Sanctorum se destaca desde esta perspectiva como una propuesta original que airosamente combina el realismo mágico con momentos casi documentales. El trabajo visual es sin duda, la mayor fortaleza de la cinta. Tanto los efectos especiales como la fotografía en escenarios naturales permiten acercarnos a las creencias de los pueblo originarios. Mientras la tensión dramática va creciendo la cámara nos envuelve en tierra, en agua, ecos y destellos de fuego, elementos que sustentan gran parte de la filosofía indígena.

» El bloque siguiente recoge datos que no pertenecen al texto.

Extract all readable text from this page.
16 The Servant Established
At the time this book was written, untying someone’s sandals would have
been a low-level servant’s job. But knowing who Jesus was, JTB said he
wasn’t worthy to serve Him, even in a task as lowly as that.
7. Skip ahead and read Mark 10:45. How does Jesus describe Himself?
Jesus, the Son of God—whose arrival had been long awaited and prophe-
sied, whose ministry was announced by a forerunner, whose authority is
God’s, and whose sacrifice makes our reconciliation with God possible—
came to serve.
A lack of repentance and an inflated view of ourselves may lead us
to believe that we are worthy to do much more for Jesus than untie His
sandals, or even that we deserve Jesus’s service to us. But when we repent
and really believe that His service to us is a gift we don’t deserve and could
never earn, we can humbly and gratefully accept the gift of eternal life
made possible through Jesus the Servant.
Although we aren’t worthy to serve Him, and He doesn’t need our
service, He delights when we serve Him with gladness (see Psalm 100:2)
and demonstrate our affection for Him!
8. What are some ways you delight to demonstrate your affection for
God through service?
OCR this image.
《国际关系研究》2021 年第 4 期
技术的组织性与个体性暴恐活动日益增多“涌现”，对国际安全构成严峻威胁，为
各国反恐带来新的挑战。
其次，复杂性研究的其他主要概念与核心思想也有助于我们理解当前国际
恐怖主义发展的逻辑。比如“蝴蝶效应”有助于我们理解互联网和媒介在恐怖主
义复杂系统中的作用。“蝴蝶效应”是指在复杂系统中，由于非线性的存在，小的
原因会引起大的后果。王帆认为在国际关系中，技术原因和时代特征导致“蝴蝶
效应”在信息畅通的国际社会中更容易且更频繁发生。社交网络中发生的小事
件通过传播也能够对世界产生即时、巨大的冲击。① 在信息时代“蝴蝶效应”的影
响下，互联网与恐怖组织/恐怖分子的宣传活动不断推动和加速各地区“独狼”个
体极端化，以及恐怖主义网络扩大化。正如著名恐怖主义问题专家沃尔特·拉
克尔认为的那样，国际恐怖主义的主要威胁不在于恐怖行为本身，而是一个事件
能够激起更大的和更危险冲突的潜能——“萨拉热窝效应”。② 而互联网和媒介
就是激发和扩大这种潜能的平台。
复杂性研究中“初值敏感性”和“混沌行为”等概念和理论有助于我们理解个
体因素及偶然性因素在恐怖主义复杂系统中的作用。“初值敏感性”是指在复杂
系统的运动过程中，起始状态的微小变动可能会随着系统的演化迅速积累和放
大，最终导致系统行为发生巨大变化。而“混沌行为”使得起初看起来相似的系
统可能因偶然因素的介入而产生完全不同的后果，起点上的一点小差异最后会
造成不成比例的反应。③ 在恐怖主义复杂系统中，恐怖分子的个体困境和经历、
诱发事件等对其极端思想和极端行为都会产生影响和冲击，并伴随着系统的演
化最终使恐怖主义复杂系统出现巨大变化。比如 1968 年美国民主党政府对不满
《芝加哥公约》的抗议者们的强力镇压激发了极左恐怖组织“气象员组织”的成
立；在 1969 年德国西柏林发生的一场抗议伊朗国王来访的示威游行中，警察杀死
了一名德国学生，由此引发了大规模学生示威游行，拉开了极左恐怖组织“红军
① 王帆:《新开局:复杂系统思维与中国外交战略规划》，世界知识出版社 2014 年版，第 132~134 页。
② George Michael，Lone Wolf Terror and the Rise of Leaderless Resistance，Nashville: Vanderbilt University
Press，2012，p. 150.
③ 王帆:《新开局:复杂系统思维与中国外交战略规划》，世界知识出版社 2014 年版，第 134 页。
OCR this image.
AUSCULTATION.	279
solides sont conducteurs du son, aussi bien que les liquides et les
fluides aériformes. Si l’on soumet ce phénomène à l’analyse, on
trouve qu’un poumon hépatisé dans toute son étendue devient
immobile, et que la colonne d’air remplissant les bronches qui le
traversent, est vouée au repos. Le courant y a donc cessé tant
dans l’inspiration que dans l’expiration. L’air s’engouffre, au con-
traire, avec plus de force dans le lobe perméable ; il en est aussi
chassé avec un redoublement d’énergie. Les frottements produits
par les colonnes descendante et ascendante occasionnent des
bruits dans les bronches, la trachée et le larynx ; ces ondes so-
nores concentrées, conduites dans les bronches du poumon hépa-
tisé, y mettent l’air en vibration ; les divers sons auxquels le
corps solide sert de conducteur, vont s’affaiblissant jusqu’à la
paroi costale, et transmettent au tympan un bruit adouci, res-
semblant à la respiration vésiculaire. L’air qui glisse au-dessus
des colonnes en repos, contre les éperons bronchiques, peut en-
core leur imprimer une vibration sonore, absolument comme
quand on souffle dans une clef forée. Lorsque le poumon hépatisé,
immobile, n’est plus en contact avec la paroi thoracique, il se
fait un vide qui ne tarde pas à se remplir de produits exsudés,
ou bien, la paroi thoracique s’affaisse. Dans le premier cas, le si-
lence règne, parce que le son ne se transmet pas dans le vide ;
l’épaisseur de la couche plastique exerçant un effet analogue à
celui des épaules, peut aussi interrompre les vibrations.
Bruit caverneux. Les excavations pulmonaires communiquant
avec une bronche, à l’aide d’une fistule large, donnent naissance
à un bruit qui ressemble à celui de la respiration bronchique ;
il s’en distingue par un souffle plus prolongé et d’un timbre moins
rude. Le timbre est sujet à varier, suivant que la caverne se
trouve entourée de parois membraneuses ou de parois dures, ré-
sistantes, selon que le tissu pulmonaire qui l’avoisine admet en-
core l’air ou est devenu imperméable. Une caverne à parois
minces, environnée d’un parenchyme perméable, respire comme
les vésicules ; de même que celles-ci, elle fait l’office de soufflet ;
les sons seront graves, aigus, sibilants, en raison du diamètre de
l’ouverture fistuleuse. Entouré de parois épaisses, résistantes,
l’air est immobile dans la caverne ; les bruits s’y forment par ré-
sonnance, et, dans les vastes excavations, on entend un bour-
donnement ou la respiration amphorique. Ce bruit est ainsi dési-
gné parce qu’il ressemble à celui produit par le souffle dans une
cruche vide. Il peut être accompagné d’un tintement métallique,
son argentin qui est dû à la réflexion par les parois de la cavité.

Sin embargo, la cinta se pierde al no encontrar un personaje al que seguir. Pese a que su sinopsis plantea que la historia es sobre un niño que pierde a su madre en esta guerra contra el narcotráfico es difícil conectar con él. “Má, má” grita el niño que busca a su progenitora en los primeros minutos, pero rápidamente la cámara se olvida de él para mostrar el panorama; un contexto que da la ilusión de que la verdadera protagonista es la comunidad en sí misma. Una vez que nos enganchamos con este hilo conductor, regresamos al pequeño en medio de conversaciones que le roban reflectores.

El intento por abarcar todas las aristas de la problemática deriva en un ir y venir entre el niño y el contexto, cuando por fin nos interesa saber más de él, de su desenlace, la narrativa corta de tajo esa empatía. Durante el clímax, cada escena logra una tensión que obliga a seguir viendo, desafortunadamente ese sentimiento nace de lo general y no de lo particular. Es decir, no nace con la historia del supuesto protagonista, sino con el panorama de una humanidad condenada a un destino marcado por la agenda de intereses antagónicos.

Este talón de Aquiles sí termina por entorpecer el desarrollo de la trama, pero sin duda, el trabajo visual hace de Sanctorum una propuesta que amerita atención. La película mexicana, que se presentó en 2019 en el Festival Internacional de Cine de Morelia y cerró la Semana de la Crítica en Venecia,  forma parte de la programación de la edición número 69 de la Muestra Internacional de Cine de la Cineteca Nacional.